Sade era um libertino, não um criminoso. Ele mesmo precisa adequar o seu pensamento à sua vida _ excluindo, por exemplo, os assassinatos, tão comuns nas orgias se seus livros. Se o que adjetivamos de "sádico" é o que se enquadra na filosofia defendida pelos personagens de seus livros, não só Sade não era sádico como também a grande maioria dos sadomasoquistas não o é, já que, neste caso, o que é propriamente sádico não admite safewords nem qualquer tipo de limite; um sadeano legítimo provavelmente seria algo próximo a um Arthur Shawcross ou a um Marc Dutroux, incluindo aí todo o seu curriculum de sequestros, mortes, assassinatos, etc. Aqueles limites observados pelo próprio Sade - que não dormia com crianças e não matou ninguém, ao contrário de seus personagens - marcam a área da libertinagem. Deste modo, seguindo a terminologia que aqui estabelecemos, poderíamos afirmar que Sade foi um libertino, mas nunca foi um sádico.

Por outro lado, isso de modo algum pode desqualificar seu pensamento.
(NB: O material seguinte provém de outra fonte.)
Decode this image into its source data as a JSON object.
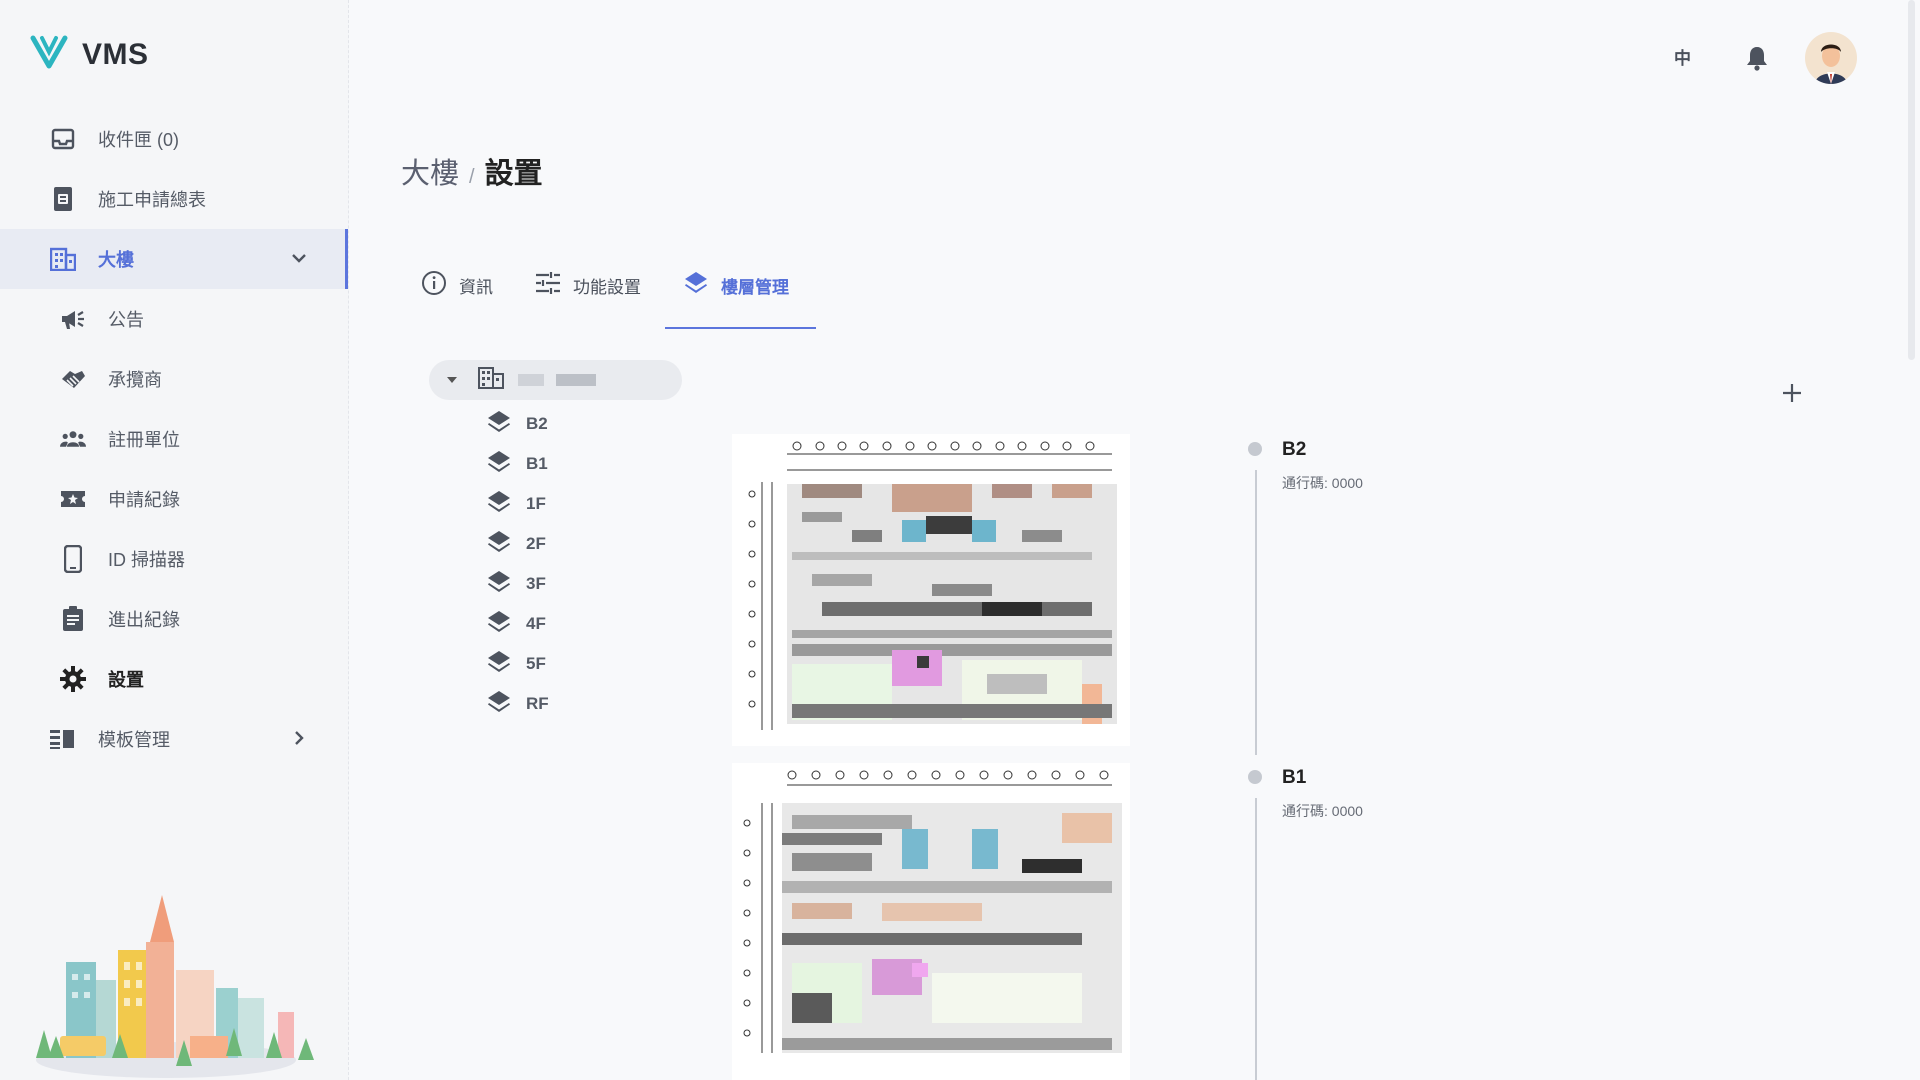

Se destacamos devidamente sua obra literária na totalidade de seu pensamento, observamos que seus personagens não representam ideais de uma atitude a ser por nós adotada, mas representações de uma ameaça em potencial a todo ser humano: o risco da emergência de um desejo incontrolável. Os mais sádicos personagens sadeanos não matam por crueldade ou frieza, mas porque são totalmente dominados por esses desejos – que, em todas as suas facetas, não só habitam o espírito de cada ser humano, como podem a qualquer momento tomar o controle. Ora, quando isto acontece, a questão do limite sequer se coloca, simplesmente porque o desejo atua ali onde a razão já não está presente; e aqui não se trata de pessoas usando alucinógenos ou que estão voluntariamente em "estados mentais alterados", mas de pessoas "comuns" que, simplesmente, são subitamente arrebatadas por desejos que não podem controlar. São, por assim dizer, pessoas "normais", mas que acabam implodindo a própria "normalidade": são demasiado humanos, mas tão humanos que acabam se tranformando em "monstros humanos". E é por isso que, consoante Bataille, "para quem quiser ir ao fundo do que significa o homem, a leitura de Sade é não apenas recomendável, mas necessária". E é precisamente por isso que Sade foi transformado, pelas lendas, no maior de todos os demônios: caracterizado desta forma, como algo que pouco ou nada tem de humano, ele é mantido à distância; e podemos observá-lo como uma criatura que, entretida em queimar mulheres ou dissecar homens, nada tem em comum conosco. Esquecemo-nos, todavia, que foi destas mesmas lendas que seus contemporâneos serviram-se para condená-lo. Lembremo-nos de sua própria declaração: "Não foi o meu modo de pensar que causou a minha desgraça. Foi o modo de pensar dos outros."